两种解题方式

一、先整个题目的解答架构

    public int[] LRU (int[][] operators, int k) {
        ArrayList<Integer> res = new ArrayList<>();
        if(operators==null||operators.length==0
                ||operators[0].length==0) return new int[]{};
        int rows = operators.length;
        int cols = operators[0].length;
        LRUCache cache = new LRUCache(k);
        for(int opr = 0;opr<rows;opr++){
            int[] opration = operators[opr];
            if(opration[0]==1){
                //set操作
                cache.set(opration[1],opration[2]);
            }else if(opration[0]==2){
                //get操作
                res.add(cache.get(opration[1]));
            }
        }
        //接收答案
        int[] resArr = new int[res.size()];
        for(int i = 0;i<res.size();i++){
            resArr[i] = res.get(i);
        }
        return resArr;
    }

二、缓存设计

  1. 继承LinkedHashMap,背靠大树好乘凉。
     public  class LRUCache extends LinkedHashMap<Integer,Integer>{
     int cap;
     public LRUCache(int k){
         super(k,0.75f,true);//需要注意,只有accessOrder为ture才是LRU,否则是按插入顺序,不会根据访问进行调整
         this.cap = k;
     }
     public void set(int key,int value){
         this.put(key,value);
     }
     @Override
     public Integer get(Object key) {
         if(!this.containsKey(key)) return -1;
         return super.get(key);
     }
     //增强方法,在节点插入后回调,如果返回true就将最老那个节点删除
     @Override
     protected boolean removeEldestEntry(Map.Entry<Integer, Integer> eldest) {
         return this.size()>cap;
     }
 }
  2. 自己设计,基于LRU的特性
    • 能够O(1)进行set,get,肯定得用到哈希表
    • 在一个节点操作后移动到最新位置,能够在集合中进行随机存取,肯定是链表,我规定尾巴就是最新的节点,剔除的时候剔除头节点

    2.1先造出这么个链表

需要具备这些api:

  • addNode(将节点插入尾巴)

  • moveNodeToTail(将节点从原来地方取出来,丢到尾巴处)

  • removeHead(剔除Least Recent Used的节点,也就是头节点)
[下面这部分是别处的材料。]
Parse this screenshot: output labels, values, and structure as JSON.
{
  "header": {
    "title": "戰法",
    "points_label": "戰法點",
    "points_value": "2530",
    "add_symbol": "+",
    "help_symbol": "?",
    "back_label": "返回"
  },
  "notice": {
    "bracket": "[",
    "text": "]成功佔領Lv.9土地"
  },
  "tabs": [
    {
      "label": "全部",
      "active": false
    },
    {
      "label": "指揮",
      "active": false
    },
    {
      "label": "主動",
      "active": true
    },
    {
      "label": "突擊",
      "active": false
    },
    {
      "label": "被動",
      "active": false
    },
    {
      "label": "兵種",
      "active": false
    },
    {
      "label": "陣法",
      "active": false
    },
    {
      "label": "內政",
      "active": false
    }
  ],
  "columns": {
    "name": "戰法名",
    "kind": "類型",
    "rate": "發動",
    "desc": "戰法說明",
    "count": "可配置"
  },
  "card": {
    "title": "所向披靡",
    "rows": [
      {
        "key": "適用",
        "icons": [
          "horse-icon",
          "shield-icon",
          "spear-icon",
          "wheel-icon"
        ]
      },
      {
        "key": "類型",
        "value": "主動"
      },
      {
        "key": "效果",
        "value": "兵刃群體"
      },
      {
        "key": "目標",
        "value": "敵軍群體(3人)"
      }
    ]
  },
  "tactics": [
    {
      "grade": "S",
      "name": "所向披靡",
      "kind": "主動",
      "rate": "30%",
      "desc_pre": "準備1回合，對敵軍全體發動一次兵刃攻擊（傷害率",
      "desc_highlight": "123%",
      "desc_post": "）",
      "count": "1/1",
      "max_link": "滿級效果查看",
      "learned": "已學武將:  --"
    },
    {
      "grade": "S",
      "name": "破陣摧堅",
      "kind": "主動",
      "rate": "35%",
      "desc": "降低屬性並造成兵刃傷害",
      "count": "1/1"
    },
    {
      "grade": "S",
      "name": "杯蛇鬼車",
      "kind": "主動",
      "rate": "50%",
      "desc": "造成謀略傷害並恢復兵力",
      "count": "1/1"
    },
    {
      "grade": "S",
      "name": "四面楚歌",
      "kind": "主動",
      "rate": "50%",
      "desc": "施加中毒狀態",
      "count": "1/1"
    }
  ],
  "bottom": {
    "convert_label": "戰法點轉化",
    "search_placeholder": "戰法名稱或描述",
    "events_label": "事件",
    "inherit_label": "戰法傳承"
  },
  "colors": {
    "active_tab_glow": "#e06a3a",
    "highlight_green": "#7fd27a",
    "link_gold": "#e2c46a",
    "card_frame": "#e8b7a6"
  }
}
      public static class Node{
      Node pre,next;
      int value;
      int key;
      public Node(int key,int value){
          this.key = key;
          this.value = value;
      }
  }
  public static class DoubleLinkedList{
      Node head,tail;
      //将节点加到尾巴
      public void addNode(Node node){
          if(head==null){
              head = node;
              tail = node;
          }else{
              node.pre = tail;
              tail.next = node;
              tail = tail.next;
              tail.next = null;
          }
      }
      //将一个节点移动到尾巴
      public void moveNodeToTail(Node node){
          if(head==null||node==tail){
              return;
          }
          if(node==head){
              removeHead();
          }else{
              node.pre.next = node.next;
              node.next.pre = node.pre;
          }
          addNode(node);
      }
      //去头
      public Node removeHead(){
          if(head==null){
              return null;
          }
          Node res = head;
          if(head==tail){
              head = null;
              tail = null;
          }else{
              head = head.next;
              head.pre = null;
          }
          return res;
      }
  }

    2.2 完事具备,可以写LRUCache了

      public static class LRUCache{
      Map<Integer,Node> keyToNode = new HashMap<>();
      DoubleLinkedList doubleList = new DoubleLinkedList();
      int cap;
      int size;
      public LRUCache(int cap){
          this.cap = cap;
      }
      public void set(int key,int value){
          if(keyToNode.containsKey(key)){
              Node shot = keyToNode.get(key);
              shot.value = value;
              doubleList.moveNodeToTail(shot);
              return;
          }
          Node cur = new Node(key,value);
          keyToNode.put(key,cur);
          if(size>=cap){
              //剔除一个
              keyToNode.remove(doubleList.removeHead().key);
              size--;

          }
          doubleList.addNode(cur);
          size++;
      }
      public int get(int key){
          Node res = null;
          if(!keyToNode.containsKey(key)) return -1;
          res = keyToNode.get(key);
          doubleList.moveNodeToTail(res);
          return res.value;
      }

  }